When she decided to turn herself from a sexual subject into a sex object for her book Sex, a work she now regards as an act of rebellion, she was derided. It was thought that she revealed too much, as though showing her naked body was the same as baring her soul. The critics held up before us the holy trinity of failure - the over-hyped sex book, a contrived catalogue of taboo busting, the mediocre Erotica album and a disastrous role in Body of Evidence.

Then she did something truly shocking. She learnt how to sing. She made Evita and then she had the much longed-for love-child.

Not for her the passive Bridget Jones-style ticking of the biological clock. She would have a baby even if it meant being a single parent, and like Jodie Foster she is rich and famous and clever enough to do it by any method she damn well pleases.

We love Madonna - as we loved Princess Diana - because of her flaws, because she bangs on about her unhappy childhood, her failed relationships, about the sheer loneliness of the long-distance celebrity. We see a woman who, like Diana, has it all but who says sometimes she feels empty inside.

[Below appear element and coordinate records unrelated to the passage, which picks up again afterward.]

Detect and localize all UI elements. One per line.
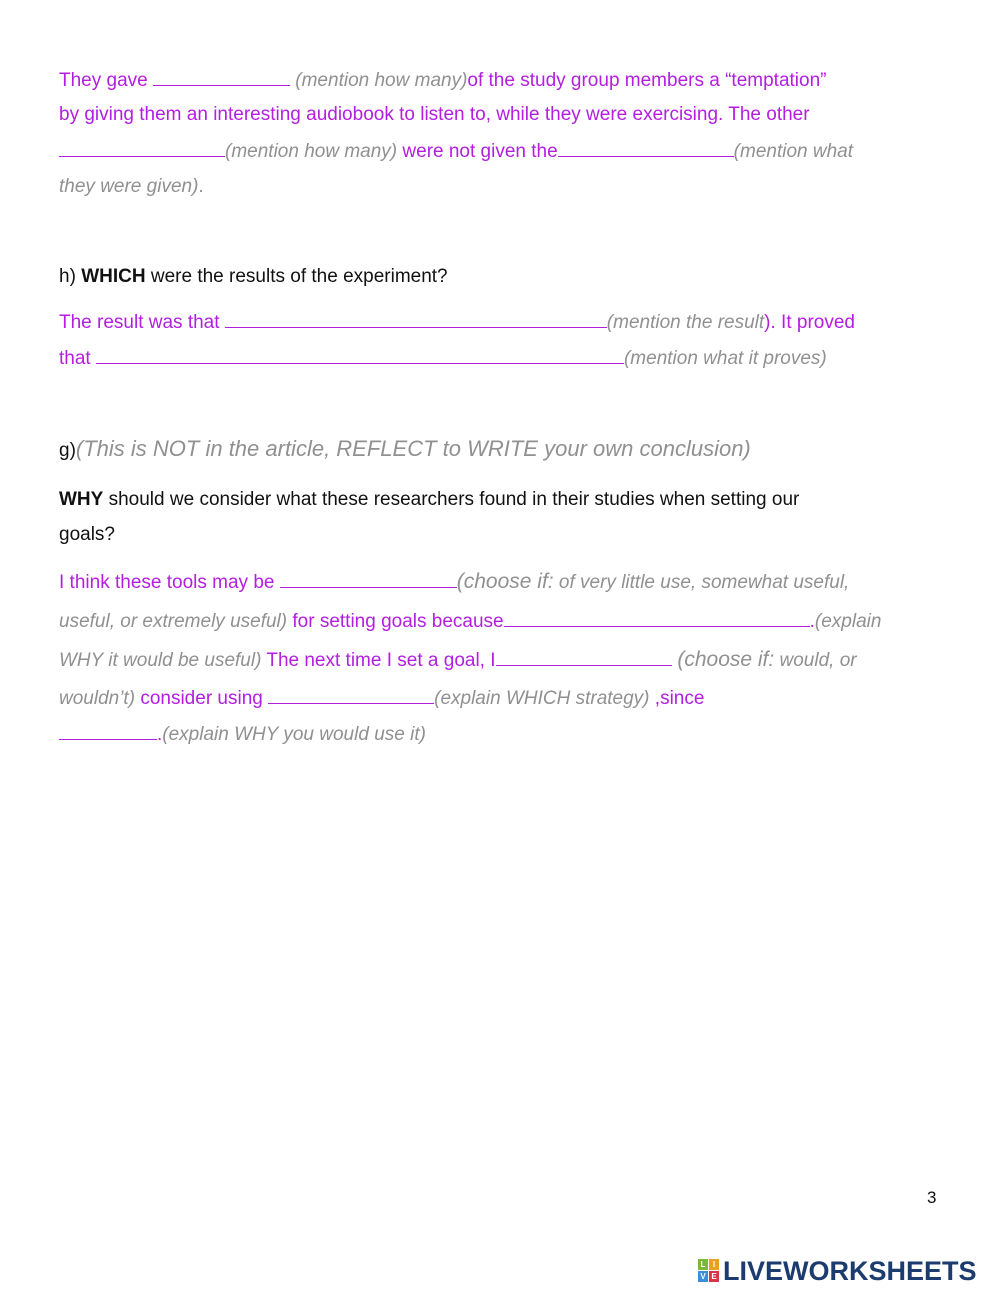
answer-h-line-1 xyxy=(59,310,855,335)
text-segment: The next time I set a goal, I xyxy=(261,650,496,671)
hint-text: (mention how many) xyxy=(290,70,468,91)
paragraph-line-1 xyxy=(59,68,826,93)
answer-blank[interactable] xyxy=(496,648,672,666)
text-segment: consider using xyxy=(135,688,269,709)
text-segment: by giving them an interesting audiobook to listen to, while they were exercising. The other xyxy=(59,104,810,125)
question-text: goals? xyxy=(59,524,115,545)
answer-h-line-2 xyxy=(59,346,827,371)
hint-text: (mention the result xyxy=(606,312,765,333)
hint-text: would, or xyxy=(774,650,857,671)
answer-blank[interactable] xyxy=(225,310,607,328)
text-segment: . xyxy=(157,724,163,745)
logo-mark-letter: V xyxy=(698,1271,708,1282)
text-segment: were not given the xyxy=(397,141,558,162)
reflection-line-3 xyxy=(59,648,857,673)
hint-text: (explain WHICH strategy) xyxy=(434,688,650,709)
question-keyword: WHY xyxy=(59,489,104,510)
text-segment: that xyxy=(59,348,96,369)
reflection-line-2 xyxy=(59,609,881,634)
answer-blank[interactable] xyxy=(280,570,457,588)
section-prefix: g) xyxy=(59,440,76,461)
answer-blank[interactable] xyxy=(268,686,434,704)
answer-blank[interactable] xyxy=(96,346,624,364)
question-keyword: WHICH xyxy=(81,266,146,287)
hint-text: WHY it would be useful) xyxy=(59,650,262,671)
hint-text: (mention how many) xyxy=(225,141,398,162)
logo-mark-letter: L xyxy=(698,1259,708,1270)
reflection-line-4 xyxy=(59,686,704,711)
text-segment: for setting goals because xyxy=(287,611,504,632)
hint-text: (choose if: xyxy=(671,648,775,671)
reflection-line-5 xyxy=(59,722,426,747)
paragraph-line-4 xyxy=(59,175,204,199)
hint-text: wouldn’t) xyxy=(59,688,136,709)
question-g-line-1 xyxy=(59,488,799,512)
text-segment: of the study group members a “temptation” xyxy=(467,70,827,91)
question-text: should we consider what these researchers found in their studies when setting our xyxy=(103,489,800,510)
section-g-heading xyxy=(59,437,751,463)
instruction-text: (This is NOT in the article, REFLECT to WRITE your own conclusion) xyxy=(75,436,751,461)
hint-text: (choose if: xyxy=(456,570,554,593)
hint-text: (explain xyxy=(814,611,882,632)
answer-blank[interactable] xyxy=(59,722,157,740)
text-segment: . xyxy=(809,611,815,632)
paragraph-line-2 xyxy=(59,103,810,127)
text-segment: The result was that xyxy=(59,312,225,333)
logo-mark-letter: E xyxy=(709,1271,719,1282)
reflection-line-1 xyxy=(59,570,849,595)
page-number: 3 xyxy=(927,1188,937,1207)
text-segment: It proved xyxy=(775,312,855,333)
hint-text: they were given) xyxy=(59,176,199,197)
liveworksheets-logo xyxy=(698,1256,977,1286)
logo-mark-icon xyxy=(698,1259,720,1283)
question-g-line-2 xyxy=(59,523,115,547)
hint-text: useful, or extremely useful) xyxy=(59,611,288,632)
question-prefix: h) xyxy=(59,266,82,287)
logo-text: LIVEWORKSHEETS xyxy=(723,1256,977,1286)
paragraph-line-3 xyxy=(59,139,853,164)
text-segment: I think these tools may be xyxy=(59,572,280,593)
hint-text: (mention what it proves) xyxy=(623,348,827,369)
answer-blank[interactable] xyxy=(558,139,734,157)
logo-mark-letter: I xyxy=(709,1259,719,1270)
text-segment: ,since xyxy=(649,688,705,709)
text-segment: ). xyxy=(764,312,776,333)
hint-text: (explain WHY you would use it) xyxy=(162,724,426,745)
answer-blank[interactable] xyxy=(504,609,810,627)
hint-text: of very little use, somewhat useful, xyxy=(553,572,850,593)
answer-blank[interactable] xyxy=(153,68,290,86)
text-segment: They gave xyxy=(59,70,153,91)
question-text: were the results of the experiment? xyxy=(145,266,448,287)
text-segment: . xyxy=(198,176,204,197)
question-h xyxy=(59,265,448,289)
answer-blank[interactable] xyxy=(59,139,225,157)
hint-text: (mention what xyxy=(733,141,854,162)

And we see a survivor. Madonna has made mistakes, looked bad, looked good, has been too poor to take the Subway, too famous to leave the house. She is a star and will be for a very long time. Her sexuality is a work in progress. Suddenly she is cool enough to appear on the front of NME - she is the mother of all pop - and even shine on the cathedral of tack that is the National Lottery show. She even got away with singing Andrew Lloyd Webber songs. Here she is again at number one, the ethereal girl still pushing more product than ever.

To see woman free from the need for approval is still a rare and beautiful thing. She does exactly what she wants, when she wants. It doesn't really matter what we think of her. "Nothing really matters" she sings on Ray of Light, and you know she means it. Which is precisely why she continues to matter so much.